1. Cobra & Superman - Sure there's not a lot of movement, but most the population suffers from lack of postural strength and stability in the posterior chain. Isometric Cobra and Superman holds are good for your external rotators, spinal stabilizers and glutes which are often neglected in many fitness programs. Throw these movements into your routine at least twice a week and work up to holding these positions for several sets, up to one minute in length. Make sure your low back and glutes are squeezed tight and your arms are externally rotated, thumbs turned out when performing the Cobra.
2. Woodchops - The Woodchop is essentially a total body, core and rotational exercise all packed into one and gets you moving in two of the three planes of motion the body moves in (it hits the transverse plane with the twist and the saggital plan with the squat down). Gripping a medicine ball, plate or cable squat down while reaching your hands to your hips and rotating the shoulders like you're winding up to spin. As you squat back up, extend your arms away from your and rotate the opposite direction. You want to pivot on the foot you're turning away from and move the resistance on an elliptical path up to about head height. You'll feel this in your quads, obliques, abs and shoulders.

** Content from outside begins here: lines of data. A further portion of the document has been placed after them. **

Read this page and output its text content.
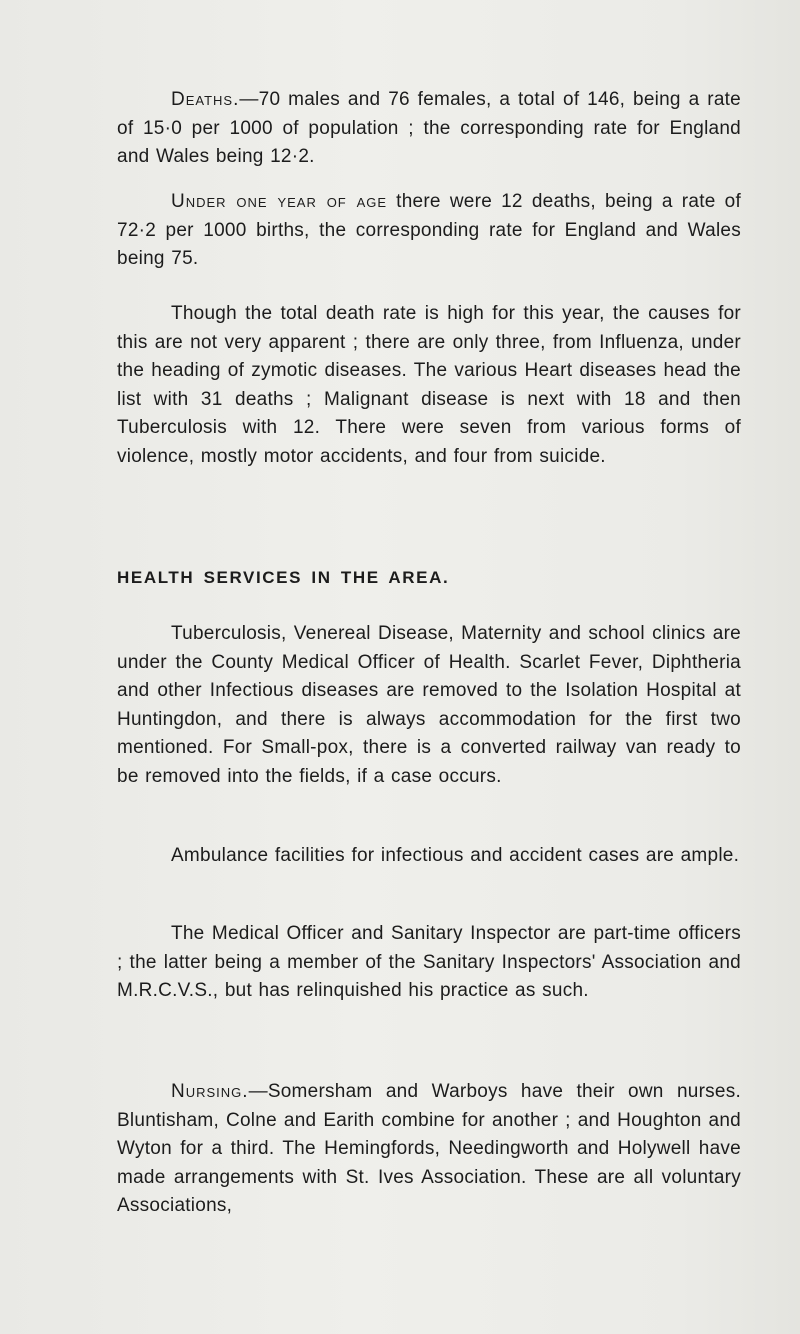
Deaths.—70 males and 76 females, a total of 146, being a rate of 15·0 per 1000 of population ; the corresponding rate for England and Wales being 12·2.

Under one year of age there were 12 deaths, being a rate of 72·2 per 1000 births, the corresponding rate for England and Wales being 75.

Though the total death rate is high for this year, the causes for this are not very apparent ; there are only three, from Influenza, under the heading of zymotic diseases. The various Heart diseases head the list with 31 deaths ; Malignant disease is next with 18 and then Tuberculosis with 12. There were seven from various forms of violence, mostly motor accidents, and four from suicide.

HEALTH SERVICES IN THE AREA.

Tuberculosis, Venereal Disease, Maternity and school clinics are under the County Medical Officer of Health. Scarlet Fever, Diphtheria and other Infectious diseases are removed to the Isolation Hospital at Huntingdon, and there is always accommodation for the first two mentioned. For Small-pox, there is a converted railway van ready to be removed into the fields, if a case occurs.

Ambulance facilities for infectious and accident cases are ample.

The Medical Officer and Sanitary Inspector are part-time officers ; the latter being a member of the Sanitary Inspectors' Association and M.R.C.V.S., but has relinquished his practice as such.

Nursing.—Somersham and Warboys have their own nurses. Bluntisham, Colne and Earith combine for another ; and Houghton and Wyton for a third. The Hemingfords, Needingworth and Holywell have made arrangements with St. Ives Association. These are all voluntary Associations,
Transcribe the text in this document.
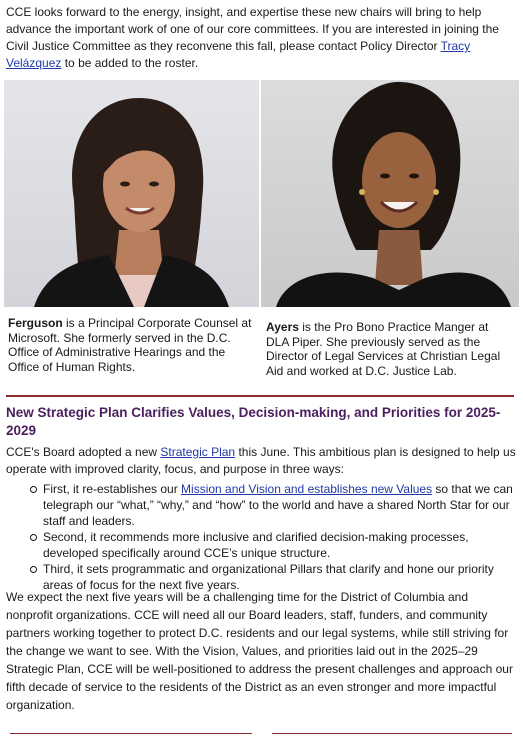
CCE looks forward to the energy, insight, and expertise these new chairs will bring to help advance the important work of one of our core committees. If you are interested in joining the Civil Justice Committee as they reconvene this fall, please contact Policy Director Tracy Velázquez to be added to the roster.

Ferguson is a Principal Corporate Counsel at Microsoft. She formerly served in the D.C. Office of Administrative Hearings and the Office of Human Rights.

Ayers is the Pro Bono Practice Manger at DLA Piper. She previously served as the Director of Legal Services at Christian Legal Aid and worked at D.C. Justice Lab.

New Strategic Plan Clarifies Values, Decision-making, and Priorities for 2025-2029

CCE's Board adopted a new Strategic Plan this June. This ambitious plan is designed to help us operate with improved clarity, focus, and purpose in three ways:

First, it re-establishes our Mission and Vision and establishes new Values so that we can telegraph our “what,” “why,” and “how” to the world and have a shared North Star for our staff and leaders.
Second, it recommends more inclusive and clarified decision-making processes, developed specifically around CCE’s unique structure.
Third, it sets programmatic and organizational Pillars that clarify and hone our priority areas of focus for the next five years.

We expect the next five years will be a challenging time for the District of Columbia and nonprofit organizations. CCE will need all our Board leaders, staff, funders, and community partners working together to protect D.C. residents and our legal systems, while still striving for the change we want to see. With the Vision, Values, and priorities laid out in the 2025–29 Strategic Plan, CCE will be well-positioned to address the present challenges and approach our fifth decade of service to the residents of the District as an even stronger and more impactful organization.
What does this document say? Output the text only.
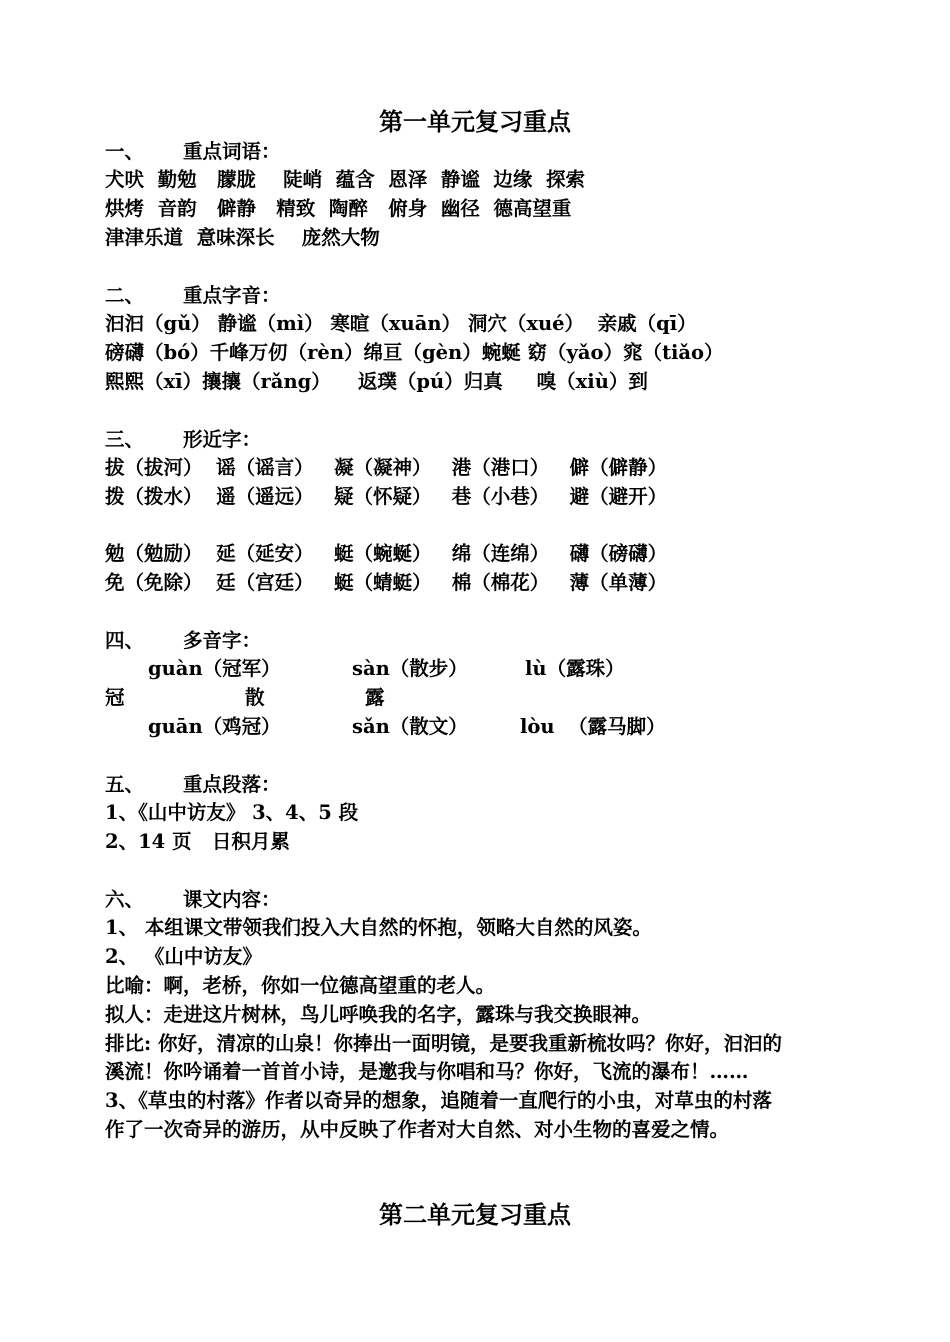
第一单元复习重点
一、 重点词语：
犬吠  勤勉   朦胧    陡峭  蕴含  恩泽  静谧  边缘  探索
烘烤  音韵   僻静   精致  陶醉   俯身  幽径  德高望重
津津乐道  意味深长    庞然大物
二、 重点字音：
汩汩（gǔ） 静谧（mì） 寒暄（xuān） 洞穴（xué）  亲戚（qī）
磅礴（bó）千峰万仞（rèn）绵亘（gèn）蜿蜒 窈（yǎo）窕（tiǎo）
熙熙（xī）攘攘（rǎng）    返璞（pú）归真     嗅（xiù）到
三、 形近字：
拔（拔河）  谣（谣言）   凝（凝神）   港（港口）   僻（僻静）
拨（拨水）  遥（遥远）   疑（怀疑）   巷（小巷）   避（避开）
勉（勉励）  延（延安）   蜓（蜿蜒）   绵（连绵）   礴（磅礴）
免（免除）  廷（宫廷）   蜓（蜻蜓）   棉（棉花）   薄（单薄）
四、 多音字：
guàn（冠军）	sàn（散步）	lù（露珠）
冠	散	露
guān（鸡冠）	sǎn（散文）	lòu  （露马脚）
五、 重点段落：
1、《山中访友》 3、4、5 段
2、14 页   日积月累
六、 课文内容：
1、 本组课文带领我们投入大自然的怀抱，领略大自然的风姿。
2、 《山中访友》
比喻：啊，老桥，你如一位德高望重的老人。
拟人：走进这片树林，鸟儿呼唤我的名字，露珠与我交换眼神。
排比: 你好，清凉的山泉！你捧出一面明镜，是要我重新梳妆吗？你好，汩汩的
溪流！你吟诵着一首首小诗，是邀我与你唱和马？你好，飞流的瀑布！……
3、《草虫的村落》作者以奇异的想象，追随着一直爬行的小虫，对草虫的村落
作了一次奇异的游历，从中反映了作者对大自然、对小生物的喜爱之情。
第二单元复习重点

3. Squat Press - This is a more user friendly exercise I like to lump in to the "Extremely Effective" category with the the likes of its more difficult cousin lift - The Clean and Press. The Squat Press ranks up there with one of the best total body movements around activating nearly all your leg muscles (if you properly squat down "ass to ankles"), lots of core and you finish up with a great vertical press. Medicine Balls, dumbbells, barbells, kettle bells, cowbells, you name it you and can squat press it. For the record, don't even ask why I am in the middle of a field in these photos, that was some other genius' ideas, but hey you can see the movement and the colors are pleasant...HAHA!